ATI RN
ATI Mental Health Practice B
1. Which of the following are symptoms of a panic attack? Select one that does not apply.
- A. Chest pain
- B. Normal breathing
- C. Dizziness
- D. Hot flashes
Correct answer: B
Rationale: Symptoms of a panic attack can include chest pain, shortness of breath, dizziness, and hot flashes. Normal breathing is not a symptom of a panic attack; instead, individuals experiencing a panic attack may often exhibit rapid or shallow breathing patterns. Therefore, the correct answer is B. Choices A, C, and D are typical symptoms associated with panic attacks, making them incorrect answers.
2. A patient with generalized anxiety disorder (GAD) is prescribed buspirone. The nurse understands that buspirone is different from benzodiazepines because it:
- A. Has a high potential for abuse.
- B. Works immediately to relieve anxiety.
- C. Does not cause sedation.
- D. Is used for short-term treatment only.
Correct answer: C
Rationale: Buspirone is different from benzodiazepines because it does not cause sedation. Unlike benzodiazepines, buspirone has a lower potential for abuse and does not cause the sedative effects commonly seen with benzodiazepines. While benzodiazepines may work immediately to relieve anxiety, buspirone may take longer to show its therapeutic effects. Additionally, buspirone is not limited to short-term treatment only, making it a preferred choice in patients where sedation is a concern or in those with a history of substance abuse.
3. Before discharge from the chemical dependency unit, clients are introduced to different community resources. Which of the following resources would be best for a teenage client, who has been abusing over-the-counter sedatives and is ready for discharge in two days?
- A. Detoxification center
- B. Home care
- C. Assertive community team
- D. Twelve-step recovery group
Correct answer: A: Detoxification center
Rationale: For a teenage client who has been abusing over-the-counter sedatives and is ready for discharge in two days, the best resource would be a detoxification center. This specialized facility can provide the necessary medical and psychological support to safely manage the withdrawal symptoms associated with substance abuse. It is crucial to ensure a safe and supervised detox process for the client's well-being and successful recovery.
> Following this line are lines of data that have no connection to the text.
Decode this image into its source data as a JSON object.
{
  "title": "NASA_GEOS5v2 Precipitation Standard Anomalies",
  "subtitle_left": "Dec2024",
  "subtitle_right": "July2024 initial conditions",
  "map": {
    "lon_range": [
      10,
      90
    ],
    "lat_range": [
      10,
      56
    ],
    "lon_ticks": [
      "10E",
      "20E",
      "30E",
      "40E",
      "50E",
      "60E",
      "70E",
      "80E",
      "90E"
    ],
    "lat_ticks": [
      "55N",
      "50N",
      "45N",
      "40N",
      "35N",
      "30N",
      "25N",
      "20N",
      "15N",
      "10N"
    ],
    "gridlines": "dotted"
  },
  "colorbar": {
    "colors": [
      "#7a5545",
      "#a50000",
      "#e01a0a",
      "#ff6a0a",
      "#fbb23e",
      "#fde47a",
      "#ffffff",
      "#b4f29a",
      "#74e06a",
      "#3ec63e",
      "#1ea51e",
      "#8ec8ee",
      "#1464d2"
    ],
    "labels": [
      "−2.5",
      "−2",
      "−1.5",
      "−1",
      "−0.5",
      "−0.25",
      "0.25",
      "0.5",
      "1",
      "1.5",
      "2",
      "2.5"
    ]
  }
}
4. A client with schizophrenia is prescribed an antipsychotic medication. Which of the following side effects should the nurse monitor for? Select one that does not apply.
- A. Tardive dyskinesia
- B. Neuroleptic malignant syndrome
- C. Mindfulness meditation
- D. Hyperglycemia
Correct answer: C
Rationale: The correct answer is C, 'Mindfulness meditation.' Side effects of antipsychotic medications include tardive dyskinesia, neuroleptic malignant syndrome, orthostatic hypotension, and hyperglycemia. Mindfulness meditation is not a side effect of antipsychotic medications. Choices A, B, and D are all potential side effects of antipsychotic medications. Tardive dyskinesia is a movement disorder characterized by repetitive, involuntary movements. Neuroleptic malignant syndrome is a rare but life-threatening reaction to antipsychotic medication. Hyperglycemia can occur as a side effect of some antipsychotic medications, particularly the second-generation ones.
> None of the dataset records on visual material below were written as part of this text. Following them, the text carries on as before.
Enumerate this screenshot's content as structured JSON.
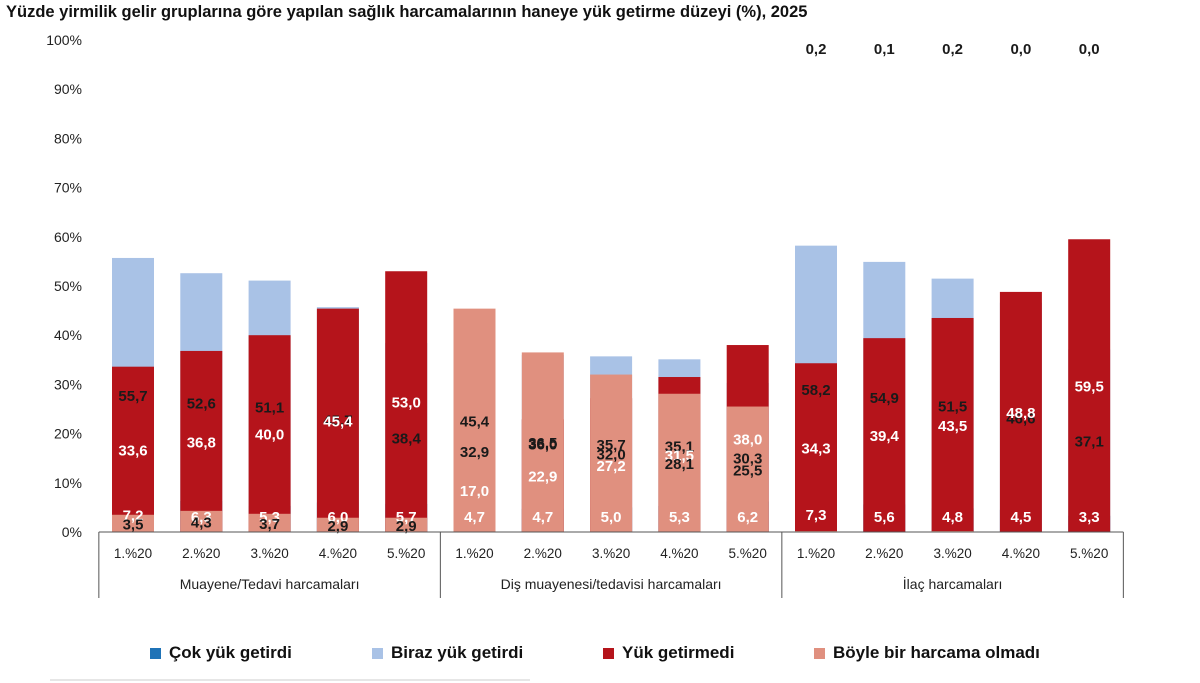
{
  "chart_data": {
    "type": "bar",
    "stacked": true,
    "title": "Yüzde yirmilik gelir gruplarına göre yapılan sağlık harcamalarının haneye yük getirme düzeyi (%), 2025",
    "y_tick_labels": [
      "0%",
      "10%",
      "20%",
      "30%",
      "40%",
      "50%",
      "60%",
      "70%",
      "80%",
      "90%",
      "100%"
    ],
    "ylim": [
      0,
      100
    ],
    "grid": false,
    "legend_position": "bottom",
    "groups": [
      {
        "label": "Muayene/Tedavi harcamaları",
        "categories": [
          "1.%20",
          "2.%20",
          "3.%20",
          "4.%20",
          "5.%20"
        ]
      },
      {
        "label": "Diş muayenesi/tedavisi harcamaları",
        "categories": [
          "1.%20",
          "2.%20",
          "3.%20",
          "4.%20",
          "5.%20"
        ]
      },
      {
        "label": "İlaç harcamaları",
        "categories": [
          "1.%20",
          "2.%20",
          "3.%20",
          "4.%20",
          "5.%20"
        ]
      }
    ],
    "series": [
      {
        "name": "Çok yük getirdi",
        "color": "#1f73b7",
        "label_color": "#ffffff",
        "values": [
          7.2,
          6.3,
          5.3,
          6.0,
          5.7,
          4.7,
          4.7,
          5.0,
          5.3,
          6.2,
          7.3,
          5.6,
          4.8,
          4.5,
          3.3
        ],
        "labels": [
          "7,2",
          "6,3",
          "5,3",
          "6,0",
          "5,7",
          "4,7",
          "4,7",
          "5,0",
          "5,3",
          "6,2",
          "7,3",
          "5,6",
          "4,8",
          "4,5",
          "3,3"
        ]
      },
      {
        "name": "Biraz yük getirdi",
        "color": "#a9c2e6",
        "label_color": "#1a1a1a",
        "values": [
          55.7,
          52.6,
          51.1,
          45.7,
          38.4,
          32.9,
          36.0,
          35.7,
          35.1,
          30.3,
          58.2,
          54.9,
          51.5,
          46.6,
          37.1
        ],
        "labels": [
          "55,7",
          "52,6",
          "51,1",
          "45,7",
          "38,4",
          "32,9",
          "36,0",
          "35,7",
          "35,1",
          "30,3",
          "58,2",
          "54,9",
          "51,5",
          "46,6",
          "37,1"
        ]
      },
      {
        "name": "Yük getirmedi",
        "color": "#b5141b",
        "label_color": "#ffffff",
        "values": [
          33.6,
          36.8,
          40.0,
          45.4,
          53.0,
          17.0,
          22.9,
          27.2,
          31.5,
          38.0,
          34.3,
          39.4,
          43.5,
          48.8,
          59.5
        ],
        "labels": [
          "33,6",
          "36,8",
          "40,0",
          "45,4",
          "53,0",
          "17,0",
          "22,9",
          "27,2",
          "31,5",
          "38,0",
          "34,3",
          "39,4",
          "43,5",
          "48,8",
          "59,5"
        ]
      },
      {
        "name": "Böyle bir harcama olmadı",
        "color": "#e0907f",
        "label_color": "#1a1a1a",
        "values": [
          3.5,
          4.3,
          3.7,
          2.9,
          2.9,
          45.4,
          36.5,
          32.0,
          28.1,
          25.5,
          0.2,
          0.1,
          0.2,
          0.0,
          0.0
        ],
        "labels": [
          "3,5",
          "4,3",
          "3,7",
          "2,9",
          "2,9",
          "45,4",
          "36,5",
          "32,0",
          "28,1",
          "25,5",
          "0,2",
          "0,1",
          "0,2",
          "0,0",
          "0,0"
        ]
      }
    ]
  }
}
5. A client is experiencing a moderate level of anxiety. Which is an example of an appropriate nursing intervention?
- A. Allow the client to pace in a safe environment.
- B. Encourage the client to discuss feelings.
- C. Help the client identify the cause of anxiety.
- D. Provide a distraction for the client.
Correct answer: A
Rationale: Allowing the client to pace in a safe environment is an appropriate nursing intervention for managing moderate anxiety levels. Allowing pacing provides the client with a physical outlet for their anxiety and can help them release nervous energy without increasing distress. It promotes movement and can aid in reducing feelings of restlessness or agitation. Encouraging the client to discuss feelings (Choice B) is more suitable for addressing emotional aspects of anxiety rather than providing an immediate physical outlet. Helping the client identify the cause of anxiety (Choice C) may be more appropriate for long-term management but may not address the immediate need for physical release. Providing a distraction (Choice D) may not directly address the physical needs associated with moderate anxiety levels.